= Johann Peter Spaeth =

Austrian theologian and convert to Judaism

Johann Peter Spaeth, also known as Moses Germanus or Moses Ashkenazi (1st half of the 17th century in Vienna - 27 April 1701 in Amsterdam) was an Austrian theologian that converted to Judaism.

==Lutheran convert==
Amid rumors of impending war, his father, a poor shoemaker, sought refuge between 1642 and 1645 at Augsburg. He was a pious Roman Catholic, and confided his son Peter to the Jesuits for his education. Spaeth later went to Vienna and earned his living as a private tutor. Becoming dissatisfied with Catholic dogma, he embraced Lutheranism (1680). On that occasion he wrote his first work: "Εκιαγραφια, Theologico-Philosophico Ænigmatica". The work found much favor with M. Spitzel, head of the board of theological studies at Augsburg, who recommended Spaeth to many influential personages in Strassburg and afterward to others in Frankfort-on-the-Main.

In 1683 Spaeth returned to Catholicism, which he defended and praised in a work entitled Judicium Amoris de Fundamentalibus Quibusdam, Qui Feruntur Erroribus Ecclesiæ Romanæ. But this reconciliation did not last. New doubts assailed his mind; and after having mingled with the members of certain dissident sects, such as the Socinians and Mennonites, and after having taken up the study of Hebrew literature and the cabalistic writings, he renounced Christianity and vehemently attacked it. Even the Sermon on the Mount, as requiring an impossible ideality, did not escape his criticism. As for the Christian writings other than the New Testament, he held that until Constantine I founded Christianity they were all drawn from Jewish tradition.

==Convert to Judaism==
It seems that Spaeth did not intend to become a proselyte to Judaism, and that his conversion was brought about, as he himself relates, through the following incident: Once a crucifix dropped from his pocket, and it was picked up by a Jew, who said: "It is Israel, the man of sorrow!" Says Spaeth:

"From those words I understood the 53d chapter of Isaiah: the Jews bore the sins of the heathen, while they were daily persecuted by them. From time immemorial they had been treated in a shameful manner. As the whole history of the Passion tended to render the Jews odious, so the same sort of thing happens nowadays. For instance, the Jews are said to have murdered a child, and to have distributed the blood in quills for the use of their women in childbirth. I have discovered this outrageous fraud in time; and, therefore, I abandon Christianity, which permits such things."

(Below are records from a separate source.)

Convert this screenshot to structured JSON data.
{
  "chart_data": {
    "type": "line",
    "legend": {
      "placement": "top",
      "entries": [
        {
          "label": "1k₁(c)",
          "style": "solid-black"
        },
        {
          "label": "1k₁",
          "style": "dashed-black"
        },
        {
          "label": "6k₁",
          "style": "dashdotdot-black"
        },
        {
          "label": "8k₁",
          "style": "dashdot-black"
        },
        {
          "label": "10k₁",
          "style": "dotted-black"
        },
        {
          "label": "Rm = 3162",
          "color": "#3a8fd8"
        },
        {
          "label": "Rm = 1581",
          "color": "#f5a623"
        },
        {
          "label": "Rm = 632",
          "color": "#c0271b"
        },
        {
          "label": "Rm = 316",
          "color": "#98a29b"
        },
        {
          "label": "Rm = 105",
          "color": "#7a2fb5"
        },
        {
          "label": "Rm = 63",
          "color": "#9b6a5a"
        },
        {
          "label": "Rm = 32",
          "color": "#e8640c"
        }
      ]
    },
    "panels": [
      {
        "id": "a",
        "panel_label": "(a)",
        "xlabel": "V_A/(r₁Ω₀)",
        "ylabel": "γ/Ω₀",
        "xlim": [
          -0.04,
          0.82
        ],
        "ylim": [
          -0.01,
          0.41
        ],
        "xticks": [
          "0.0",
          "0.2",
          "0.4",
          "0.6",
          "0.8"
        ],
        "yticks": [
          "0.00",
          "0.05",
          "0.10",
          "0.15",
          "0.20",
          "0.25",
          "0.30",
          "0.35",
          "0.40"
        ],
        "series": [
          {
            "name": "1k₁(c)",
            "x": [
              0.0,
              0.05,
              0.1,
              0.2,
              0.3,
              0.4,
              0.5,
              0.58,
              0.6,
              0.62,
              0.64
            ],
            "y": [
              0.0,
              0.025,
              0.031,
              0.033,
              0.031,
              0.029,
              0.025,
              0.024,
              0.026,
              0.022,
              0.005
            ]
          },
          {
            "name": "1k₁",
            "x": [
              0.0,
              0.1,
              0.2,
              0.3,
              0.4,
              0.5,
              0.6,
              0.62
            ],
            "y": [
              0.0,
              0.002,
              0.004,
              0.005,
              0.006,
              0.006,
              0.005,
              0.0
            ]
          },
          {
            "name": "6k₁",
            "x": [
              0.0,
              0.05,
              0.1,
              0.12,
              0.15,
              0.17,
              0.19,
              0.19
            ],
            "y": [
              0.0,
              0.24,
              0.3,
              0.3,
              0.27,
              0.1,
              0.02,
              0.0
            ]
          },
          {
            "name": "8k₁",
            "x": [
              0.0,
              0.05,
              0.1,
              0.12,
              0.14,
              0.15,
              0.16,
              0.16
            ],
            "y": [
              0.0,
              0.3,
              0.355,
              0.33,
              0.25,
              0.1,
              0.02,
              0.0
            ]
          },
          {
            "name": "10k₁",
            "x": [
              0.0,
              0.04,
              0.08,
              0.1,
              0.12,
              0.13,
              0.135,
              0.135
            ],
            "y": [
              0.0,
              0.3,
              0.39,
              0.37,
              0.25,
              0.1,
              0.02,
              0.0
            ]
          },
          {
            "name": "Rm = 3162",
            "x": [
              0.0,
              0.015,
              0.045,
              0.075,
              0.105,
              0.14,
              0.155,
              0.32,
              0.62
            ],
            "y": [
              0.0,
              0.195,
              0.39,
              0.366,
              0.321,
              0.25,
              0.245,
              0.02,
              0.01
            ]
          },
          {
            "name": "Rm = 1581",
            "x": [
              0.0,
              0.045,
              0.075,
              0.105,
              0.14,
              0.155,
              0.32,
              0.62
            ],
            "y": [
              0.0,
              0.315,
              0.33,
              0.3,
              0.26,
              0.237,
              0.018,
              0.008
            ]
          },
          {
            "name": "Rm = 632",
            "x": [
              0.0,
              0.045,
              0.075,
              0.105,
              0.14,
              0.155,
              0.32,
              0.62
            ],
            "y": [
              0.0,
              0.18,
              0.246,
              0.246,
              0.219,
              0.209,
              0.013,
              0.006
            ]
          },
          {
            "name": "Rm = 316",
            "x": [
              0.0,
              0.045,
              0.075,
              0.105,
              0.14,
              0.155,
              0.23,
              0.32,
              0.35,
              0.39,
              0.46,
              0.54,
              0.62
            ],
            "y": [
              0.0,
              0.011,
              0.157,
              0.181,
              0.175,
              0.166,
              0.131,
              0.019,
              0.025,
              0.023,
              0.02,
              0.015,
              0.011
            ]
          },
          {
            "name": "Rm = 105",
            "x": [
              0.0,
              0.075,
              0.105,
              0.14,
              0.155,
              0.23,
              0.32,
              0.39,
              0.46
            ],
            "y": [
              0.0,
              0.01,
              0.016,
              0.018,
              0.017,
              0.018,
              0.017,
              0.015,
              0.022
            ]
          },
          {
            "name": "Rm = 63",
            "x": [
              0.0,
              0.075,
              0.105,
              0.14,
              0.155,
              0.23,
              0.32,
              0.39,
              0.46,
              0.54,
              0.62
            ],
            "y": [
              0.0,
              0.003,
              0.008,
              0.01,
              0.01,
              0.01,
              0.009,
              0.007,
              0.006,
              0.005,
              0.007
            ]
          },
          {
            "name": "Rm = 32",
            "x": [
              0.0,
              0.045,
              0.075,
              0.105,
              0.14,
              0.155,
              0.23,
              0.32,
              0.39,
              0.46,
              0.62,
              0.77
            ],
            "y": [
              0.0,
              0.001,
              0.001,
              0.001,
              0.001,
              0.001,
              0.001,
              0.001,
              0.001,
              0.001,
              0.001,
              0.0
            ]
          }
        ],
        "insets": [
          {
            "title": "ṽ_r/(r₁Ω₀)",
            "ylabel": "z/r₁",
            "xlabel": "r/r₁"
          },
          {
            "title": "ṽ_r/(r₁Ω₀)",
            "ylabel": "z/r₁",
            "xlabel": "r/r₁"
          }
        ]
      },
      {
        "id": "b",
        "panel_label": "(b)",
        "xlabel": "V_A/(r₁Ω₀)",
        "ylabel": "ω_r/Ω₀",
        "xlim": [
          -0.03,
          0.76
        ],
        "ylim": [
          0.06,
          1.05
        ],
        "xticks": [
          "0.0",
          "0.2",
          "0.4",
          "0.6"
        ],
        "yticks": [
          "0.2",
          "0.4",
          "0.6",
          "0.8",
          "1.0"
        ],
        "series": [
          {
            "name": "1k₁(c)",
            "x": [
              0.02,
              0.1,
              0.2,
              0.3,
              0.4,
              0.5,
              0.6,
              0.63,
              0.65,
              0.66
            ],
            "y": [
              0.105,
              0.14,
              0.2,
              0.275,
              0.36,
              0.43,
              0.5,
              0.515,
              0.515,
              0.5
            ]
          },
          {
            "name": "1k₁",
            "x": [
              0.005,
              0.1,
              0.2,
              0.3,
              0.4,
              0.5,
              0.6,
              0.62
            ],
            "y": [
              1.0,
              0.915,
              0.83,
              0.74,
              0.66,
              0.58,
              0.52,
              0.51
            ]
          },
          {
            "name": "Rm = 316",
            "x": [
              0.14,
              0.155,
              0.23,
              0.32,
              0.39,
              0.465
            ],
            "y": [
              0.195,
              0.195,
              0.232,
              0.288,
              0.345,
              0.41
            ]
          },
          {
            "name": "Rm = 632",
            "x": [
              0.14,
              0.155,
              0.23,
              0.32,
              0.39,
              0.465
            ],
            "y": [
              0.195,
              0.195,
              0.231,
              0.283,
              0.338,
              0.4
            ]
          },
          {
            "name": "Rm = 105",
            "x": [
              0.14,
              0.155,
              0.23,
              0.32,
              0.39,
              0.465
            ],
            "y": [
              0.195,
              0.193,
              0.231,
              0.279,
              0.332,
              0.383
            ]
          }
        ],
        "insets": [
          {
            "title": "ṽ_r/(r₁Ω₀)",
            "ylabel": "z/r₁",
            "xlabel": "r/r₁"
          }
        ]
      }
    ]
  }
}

Spaeth became converted at Cleves, taking the name Moses Germanus.

==Literary works==
Besides the above-mentioned works, Moses published the following:
- A translation of Judah ha-Levi's poem "Mi Kamoka" into Latin, German, and Spanish, with an introduction in Spanish;
- "Geistiger Dreieckiger Spiegel der Lehre von dem Weiblichen Geschlechte";
- "Epistolæ ad Vindicandum Judaismum" (published by Wachter in his "Der Spinozismus in Jüdenthumb");
- "A Groote Hosianna der Joden, te Verwellkommenden Messias";
- "Maran Ata", a Jewish Christian mystical writing;
- "Jesus Christi Ehre und Lebre, Gerettet Wider Alle Christen";
- "Solus ex Judæis Contra Spinosam";
- "De Ortu et Progressu Medicinæ per Judæos Diatribe";

==Bibliography==
- Diffenbach, Judæus Conversus, p. 130;
- Wachter, De Spinosismo in Judaismo;
- Spener, Theologisch Bedenken, iii.534, 961; iv.623;
- Zedler, Universal-Lexicon, xxxviii.1398 et seq.;
- Samter, in Monatsschrift, xxxix.178, 221, 271;
- Wolf, Bibl. Hebr. i.1525, iii.740;
- Fürst, Bibl. Jud. i.63.
- Lourdes Rensoli Laliga, La polémica sobre la Kabbalah y Spinoza: Moses Germanus y Leibniz. Granada: Comares, 2011.
- Lourdes Rensoli-Laliga, Johann Peter Spaeth. Biographisch-Bibliographischen Kirchenlexikons. Bautz-Verlag, Band XXXIII (2012), Spalten 1267–1278.